Tn any event, I hold that under New York’s choice-of-law principles, the law applicable to this case is New York’s.
Under New York law, defendant converted the rings in August, 1969, when the bank made a demand and defendant failed to return them. The action was commenced on March 22, 1971. Since the Statute of Limitations for conversion is three years (CPLR 214, subd. 3) “ computed from the time the cause of action accrued to the time the claim is interposed,” (CPLR 203, .subd. [a]) plaintiff argues that its suit is timely. The point is more complicated than that.
Subdivision (a) of CPLR 206 provides: “ where a demand is necessary to entitle a person to commence an action, the time within which the action must be commenced shall be computed from the time when the right to make the demand is complete [with two exceptions not relevant here].” In short, the Statute of Limitations runs, not from the demand, but from the time when the bank was entitled to make the. demand. Were the rule otherwise, a plaintiff might extend the statute indefinitely, merely by postponing the making of a demand.
Here, the bank was entitled to make a demand on December 12,1967, the day it mistakenly gave the rings to defendant. Of course, the bank was ignorant until August, 1969, of the facts which gave it the right to make a demand. But ignorance does not stop the clock, (General Stencils v. Chiappa, 18 N Y 2d 125, 127; Guild v. Hopkins, 271 App. Div. 234, 244, affd. without opn. 297 N. Y. 477), unless the defendant engages in fraudulent or misleading conduct, ibid., which this defendant did not.
The Statute of Limitations therefore ran on December 12, 1970, three years from the time when the bank’s right to make a demand was complete. Because the action was commenced three months later, it is time-barred.

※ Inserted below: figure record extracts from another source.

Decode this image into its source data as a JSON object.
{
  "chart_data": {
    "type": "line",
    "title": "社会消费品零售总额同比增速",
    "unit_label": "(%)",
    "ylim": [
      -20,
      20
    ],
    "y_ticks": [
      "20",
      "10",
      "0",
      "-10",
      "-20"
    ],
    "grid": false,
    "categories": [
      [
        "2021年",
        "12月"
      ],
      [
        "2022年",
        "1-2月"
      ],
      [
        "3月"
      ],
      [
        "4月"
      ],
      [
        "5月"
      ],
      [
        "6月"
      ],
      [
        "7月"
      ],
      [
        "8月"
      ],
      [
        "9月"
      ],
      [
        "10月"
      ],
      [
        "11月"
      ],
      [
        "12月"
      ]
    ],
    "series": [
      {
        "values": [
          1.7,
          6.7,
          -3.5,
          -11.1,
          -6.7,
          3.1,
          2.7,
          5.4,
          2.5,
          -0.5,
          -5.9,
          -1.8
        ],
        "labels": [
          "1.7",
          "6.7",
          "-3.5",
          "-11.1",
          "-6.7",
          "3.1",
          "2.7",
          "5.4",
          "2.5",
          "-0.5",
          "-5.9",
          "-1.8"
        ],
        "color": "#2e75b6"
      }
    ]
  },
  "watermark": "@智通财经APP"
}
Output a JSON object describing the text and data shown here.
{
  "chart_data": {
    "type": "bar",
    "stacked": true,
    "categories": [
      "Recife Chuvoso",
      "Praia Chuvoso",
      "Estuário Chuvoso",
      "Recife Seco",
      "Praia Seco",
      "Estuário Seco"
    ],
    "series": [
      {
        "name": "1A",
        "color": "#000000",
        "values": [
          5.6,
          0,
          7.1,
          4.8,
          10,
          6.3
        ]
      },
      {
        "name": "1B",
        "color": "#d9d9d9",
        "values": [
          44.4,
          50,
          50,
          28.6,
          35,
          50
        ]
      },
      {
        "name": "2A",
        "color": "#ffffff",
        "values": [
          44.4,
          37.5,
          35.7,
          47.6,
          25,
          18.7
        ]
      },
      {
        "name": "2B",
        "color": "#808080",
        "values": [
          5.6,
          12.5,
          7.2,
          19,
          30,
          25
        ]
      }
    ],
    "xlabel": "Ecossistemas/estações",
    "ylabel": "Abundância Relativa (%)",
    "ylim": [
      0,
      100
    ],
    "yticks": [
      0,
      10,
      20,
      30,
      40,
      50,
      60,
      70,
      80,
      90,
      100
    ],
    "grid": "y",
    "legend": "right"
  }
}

For these reasons, I deny plaintiff’s motion for summary judgment and grant defendant’s cross motion for summary judgment. The complaint is dismissed.
V
I have held that defendant committed a conversion. Had I not, the complaint would have failed to state a cause of action and been dismissed.
I have held that “ accrual of the cause of action” is substantive. Had I held it to be procedural, the law of the forum would have applied and, under subdivision (a) of CPLR 206, the complaint would have been dismissed.
I have held that, under New York’s choice-of-law principles, New York law applies. Had I not, Pennsylvania law would have
Behind every decision, it seems, walks the ghost of its opposite.